Thinking about circles closing around me reminded me of my insight about bubbles from last September, which is still one of my favorite things I’ve ever thought of. What is it with circles? Such a deep and ancient metaphor, and myth, and there it is in the world everywhere, and it comes up out of my experience of things again and again. I love that. Circles, yeah. Right on.  (I am trying to bring this phrase back, right on, so if you could help me out by sprinkling it into your conversation on occasion that would be great. Use it in place of yes! Use it when there’s not really something to say, when you’d usually just kind of nod. Say it like the funky dudes from the 70s: “Right onnnnn…….” or say it however you wish. “Right on!”)
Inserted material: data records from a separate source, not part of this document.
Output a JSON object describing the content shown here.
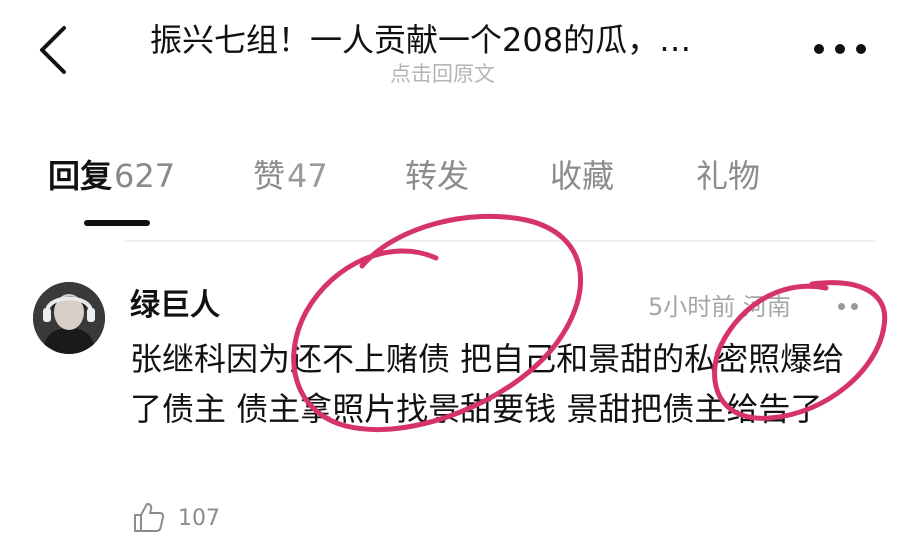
{
  "header": {
    "title": "振兴七组！一人贡献一个208的瓜，…",
    "subtitle": "点击回原文"
  },
  "tabs": [
    {
      "label": "回复",
      "count": "627",
      "active": true
    },
    {
      "label": "赞",
      "count": "47",
      "active": false
    },
    {
      "label": "转发",
      "count": "",
      "active": false
    },
    {
      "label": "收藏",
      "count": "",
      "active": false
    },
    {
      "label": "礼物",
      "count": "",
      "active": false
    }
  ],
  "comment": {
    "username": "绿巨人",
    "time": "5小时前",
    "location": "河南",
    "text": "张继科因为还不上赌债 把自己和景甜的私密照爆给了债主 债主拿照片找景甜要钱 景甜把债主给告了",
    "likes": "107"
  },
  "colors": {
    "annotation": "#d6336c",
    "text_primary": "#111111",
    "text_secondary": "#8c8c8c"
  },
  "icons": {
    "back": "chevron-left-icon",
    "more": "more-horizontal-icon",
    "like": "thumbs-up-icon"
  }
}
My wonderful week slides right into a wonderful weekend — I’m going to a festival of literary arts and cartooning today, and tomorrow I get to babysit my wonderful little Oliver while his mommy and daddy celebrate their 7th wedding anniversary. And we’re having blue skies, no rain, and 90 degrees. Life can be so so good, and sometimes easy (like a Sunday morning). Enjoy your weekend, whatever you are doing. Right on.